The Economist magazine has announced it’s time for a house party — American households are returning to positive equity. Housing equity nationwide has increased dramatically over the past several months. Prices have continued to climb and mortgage debt keeps falling as households deleverage.

As The Economist points out, the crossover from negative to positive equity is an important psychological factor in a recovering consumer economy. Once homeowners register they are out of the red and into the black as far as their mortgage is concerned, the “wealth effect” begins to set in. As individuals feel wealthier they spend more, contributing to a virtuous economic cycle.

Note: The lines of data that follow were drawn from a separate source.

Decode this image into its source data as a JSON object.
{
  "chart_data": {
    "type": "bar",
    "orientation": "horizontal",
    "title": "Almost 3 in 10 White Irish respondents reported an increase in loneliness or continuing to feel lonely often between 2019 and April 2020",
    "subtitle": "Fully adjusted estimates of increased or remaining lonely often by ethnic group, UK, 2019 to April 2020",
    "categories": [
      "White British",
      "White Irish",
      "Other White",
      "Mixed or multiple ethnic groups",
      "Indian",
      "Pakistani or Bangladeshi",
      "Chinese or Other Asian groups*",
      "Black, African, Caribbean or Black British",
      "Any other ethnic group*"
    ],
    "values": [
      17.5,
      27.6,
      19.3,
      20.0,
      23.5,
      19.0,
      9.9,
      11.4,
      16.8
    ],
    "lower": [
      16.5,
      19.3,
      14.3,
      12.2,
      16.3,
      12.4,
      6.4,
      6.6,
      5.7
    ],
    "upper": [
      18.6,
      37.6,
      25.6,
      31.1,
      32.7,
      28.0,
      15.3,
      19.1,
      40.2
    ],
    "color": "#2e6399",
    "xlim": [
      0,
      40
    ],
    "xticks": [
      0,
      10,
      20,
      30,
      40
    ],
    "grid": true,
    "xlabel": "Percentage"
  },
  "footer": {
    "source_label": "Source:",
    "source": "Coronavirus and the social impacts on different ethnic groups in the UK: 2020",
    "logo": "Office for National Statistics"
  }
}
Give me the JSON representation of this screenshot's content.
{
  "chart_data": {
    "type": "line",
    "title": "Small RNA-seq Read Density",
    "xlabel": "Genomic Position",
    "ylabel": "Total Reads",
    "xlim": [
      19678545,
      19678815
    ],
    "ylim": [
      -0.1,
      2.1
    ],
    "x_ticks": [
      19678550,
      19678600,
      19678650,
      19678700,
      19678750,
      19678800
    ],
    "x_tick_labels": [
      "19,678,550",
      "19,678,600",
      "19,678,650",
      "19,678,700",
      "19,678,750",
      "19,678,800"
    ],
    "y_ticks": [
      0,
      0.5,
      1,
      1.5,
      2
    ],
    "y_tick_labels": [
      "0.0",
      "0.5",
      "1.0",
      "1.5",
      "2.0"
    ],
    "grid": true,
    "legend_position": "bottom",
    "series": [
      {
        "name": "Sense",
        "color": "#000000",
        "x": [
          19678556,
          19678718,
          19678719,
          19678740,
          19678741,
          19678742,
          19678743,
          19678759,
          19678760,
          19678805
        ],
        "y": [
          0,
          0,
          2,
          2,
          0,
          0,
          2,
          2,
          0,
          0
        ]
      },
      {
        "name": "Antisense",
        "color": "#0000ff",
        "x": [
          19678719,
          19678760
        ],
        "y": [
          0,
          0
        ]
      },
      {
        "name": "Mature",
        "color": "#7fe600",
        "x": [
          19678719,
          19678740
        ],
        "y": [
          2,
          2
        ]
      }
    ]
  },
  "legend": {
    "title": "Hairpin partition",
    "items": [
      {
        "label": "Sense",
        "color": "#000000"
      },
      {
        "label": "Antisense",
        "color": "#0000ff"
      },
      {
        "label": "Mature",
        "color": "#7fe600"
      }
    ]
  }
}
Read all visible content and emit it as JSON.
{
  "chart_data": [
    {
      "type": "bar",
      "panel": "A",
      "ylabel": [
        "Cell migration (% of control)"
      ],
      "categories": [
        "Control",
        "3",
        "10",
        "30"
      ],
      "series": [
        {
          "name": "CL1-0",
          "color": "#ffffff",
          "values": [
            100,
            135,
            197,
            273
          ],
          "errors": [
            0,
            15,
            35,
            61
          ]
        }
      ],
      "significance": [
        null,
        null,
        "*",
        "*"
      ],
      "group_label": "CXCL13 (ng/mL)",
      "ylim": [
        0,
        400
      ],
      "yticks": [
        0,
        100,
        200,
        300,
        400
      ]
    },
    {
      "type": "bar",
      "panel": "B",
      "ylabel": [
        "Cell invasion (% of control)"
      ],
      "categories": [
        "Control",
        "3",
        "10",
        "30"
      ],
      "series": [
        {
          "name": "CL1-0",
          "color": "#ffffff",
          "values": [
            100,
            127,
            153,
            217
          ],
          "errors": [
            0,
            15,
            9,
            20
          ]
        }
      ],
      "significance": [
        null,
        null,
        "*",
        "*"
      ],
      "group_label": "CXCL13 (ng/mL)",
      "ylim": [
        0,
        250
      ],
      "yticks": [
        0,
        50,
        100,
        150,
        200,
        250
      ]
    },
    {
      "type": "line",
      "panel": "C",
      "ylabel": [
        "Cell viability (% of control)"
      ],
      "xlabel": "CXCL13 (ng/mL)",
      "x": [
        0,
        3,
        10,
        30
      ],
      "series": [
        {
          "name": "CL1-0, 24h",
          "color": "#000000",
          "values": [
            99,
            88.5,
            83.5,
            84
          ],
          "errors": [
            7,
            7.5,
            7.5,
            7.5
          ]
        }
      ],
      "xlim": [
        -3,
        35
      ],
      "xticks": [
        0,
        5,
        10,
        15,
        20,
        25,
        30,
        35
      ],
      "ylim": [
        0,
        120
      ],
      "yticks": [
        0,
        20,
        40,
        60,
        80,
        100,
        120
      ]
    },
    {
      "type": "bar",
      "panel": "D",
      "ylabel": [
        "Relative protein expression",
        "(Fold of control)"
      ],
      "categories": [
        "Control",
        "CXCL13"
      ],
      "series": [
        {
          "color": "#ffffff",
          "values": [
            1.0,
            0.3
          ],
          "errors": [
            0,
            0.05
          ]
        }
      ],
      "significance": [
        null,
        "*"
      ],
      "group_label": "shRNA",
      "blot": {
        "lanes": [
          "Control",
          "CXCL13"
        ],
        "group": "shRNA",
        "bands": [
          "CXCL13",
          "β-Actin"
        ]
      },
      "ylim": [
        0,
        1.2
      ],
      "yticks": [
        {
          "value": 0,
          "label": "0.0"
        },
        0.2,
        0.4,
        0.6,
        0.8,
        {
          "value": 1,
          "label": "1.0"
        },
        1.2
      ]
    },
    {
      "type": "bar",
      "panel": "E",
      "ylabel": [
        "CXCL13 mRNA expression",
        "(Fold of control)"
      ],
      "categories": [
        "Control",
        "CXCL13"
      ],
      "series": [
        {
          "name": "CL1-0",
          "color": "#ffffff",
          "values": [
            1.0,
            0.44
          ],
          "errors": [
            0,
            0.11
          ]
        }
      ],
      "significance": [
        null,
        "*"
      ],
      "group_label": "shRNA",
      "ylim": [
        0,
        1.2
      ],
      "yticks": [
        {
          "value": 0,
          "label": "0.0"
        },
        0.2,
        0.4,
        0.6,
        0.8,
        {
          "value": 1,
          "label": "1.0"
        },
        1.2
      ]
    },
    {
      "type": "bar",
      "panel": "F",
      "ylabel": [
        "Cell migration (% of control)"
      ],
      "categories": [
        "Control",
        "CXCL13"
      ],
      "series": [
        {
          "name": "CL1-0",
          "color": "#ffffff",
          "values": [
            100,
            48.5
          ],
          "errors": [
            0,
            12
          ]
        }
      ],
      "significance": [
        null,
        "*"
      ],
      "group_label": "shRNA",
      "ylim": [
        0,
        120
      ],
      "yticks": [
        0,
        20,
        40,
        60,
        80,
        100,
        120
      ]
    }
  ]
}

We can be fairly certain households will continue to deleverage for the foreseeable future since they have little choice in this tight credit environment. However, the instant equity boost coming from spiking asset prices will not last forever.

As you can see from the Economist’s chart below, we are just now entering a period of aggregate positive equity. In other words, the balance is tenuous at best.

Nobody likes a killjoy, but some clear-eyed pragmatism is definitely in order here. The current positive equity situation is in appearance only. Prices have spiked due to volatility introduced into the marketplace by real estate speculators and institutional investors with huge cash reserves. Bidding wars and the illusion of limited supply have led to a mini-bubble in California and nationwide that, by all sober accounts, is on the cusp of bursting.

The Economist cites the specter of the Federal Reserve’s taper as the event that may trigger the backslide into negative equity. Add increasing supply and falling demand, then presto: you’ve got a recipe for the harsh reality that mortgage debt remains grossly divergent from actual real estate values.